There seems to be some optimism about the creativity of the investment banks on this deal, but while the UK DIY retailer would obviously like to reduce its costs, it doesn't have to do another bond deal and could rely on the bridge that has just gone into place if a structural solution for the issue cannot be reached.

In reality, neither Brake Bros nor Focus Wickes may prove to be the best precedents for lawyers or their clients. One senior capital markets lawyer predicts that both bond issues will end up full of fine tweaks and heavily negotiated pieces that later deals will not have. Their fundamental problem is that both businesses were acquired before bondholder discontent came to a head, making it virtually impossible to ask the senior banks to make concessions now. Future deals should come with the advantage that this will have been considered much earlier in the cycle.

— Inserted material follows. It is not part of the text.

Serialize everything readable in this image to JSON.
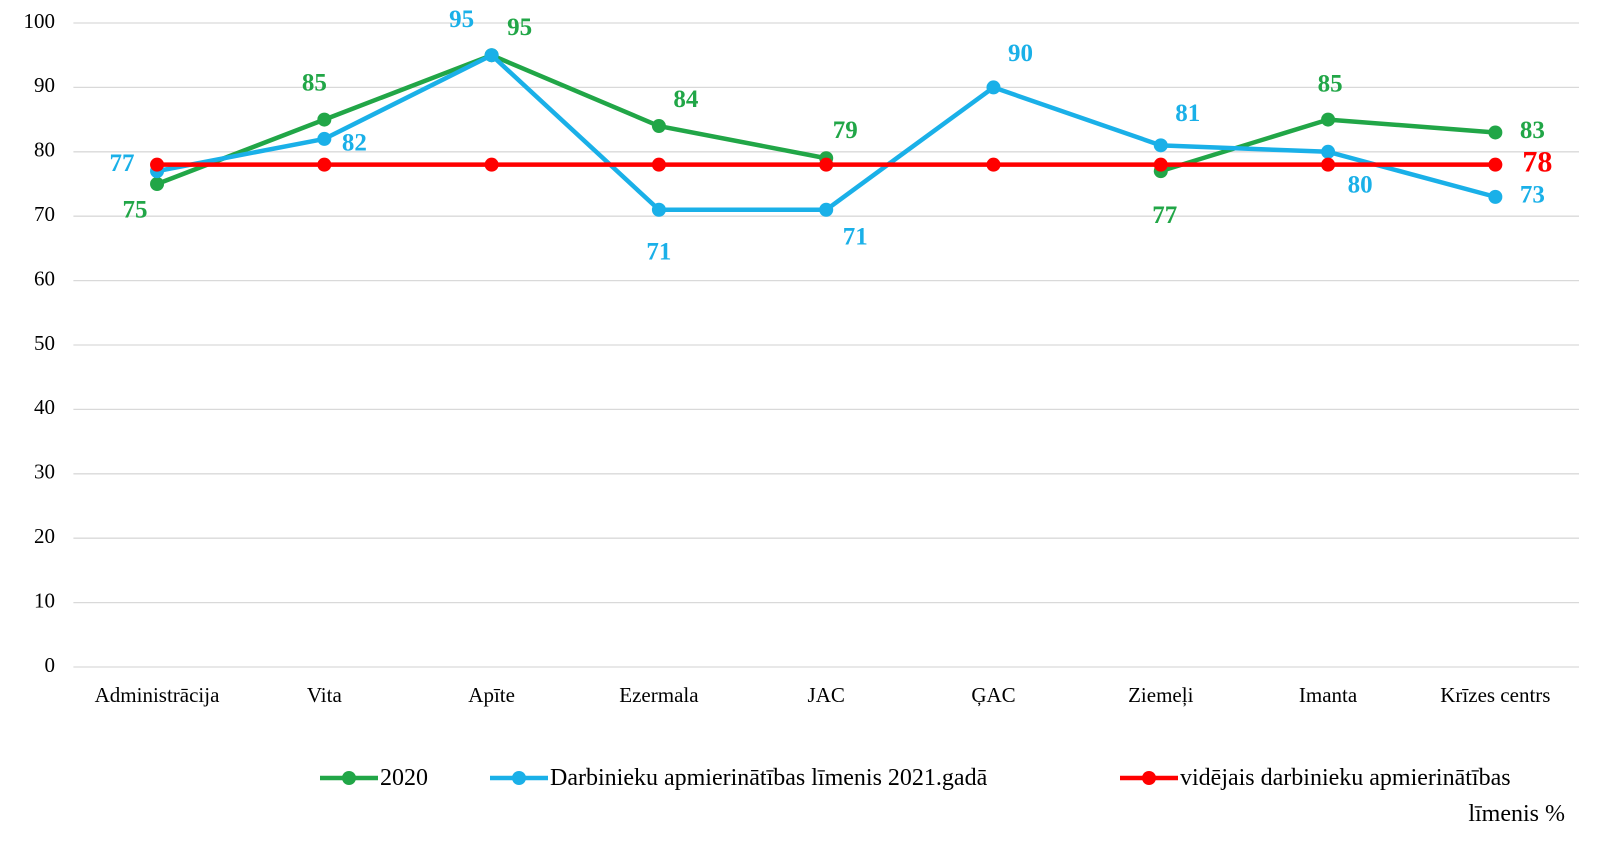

The thinking caps are definitely on. One problem is the Securities and Exchange Commission regulations that inevitably come into play because most deals must contemplate selling into the US market as a last resort. This, in turn, brings the Trust Indenture Act into the picture. A post-Wall Street Crash piece of Federal legislation, the act prevents the bondholders from fettering their right to recover money owed to them. That's fine if you're reaping the rewards of the Chapter 11 bankruptcy regime, but the act prevents the contractual subordination that European high-yield investors so desperately want. Some major players in the LBO market are known to be actively considering alterative structures to avoid the effect of the act to allow some form of intercreditor agreement. But still more creative thinking and flexibility on all sides will be needed to get through the impasse.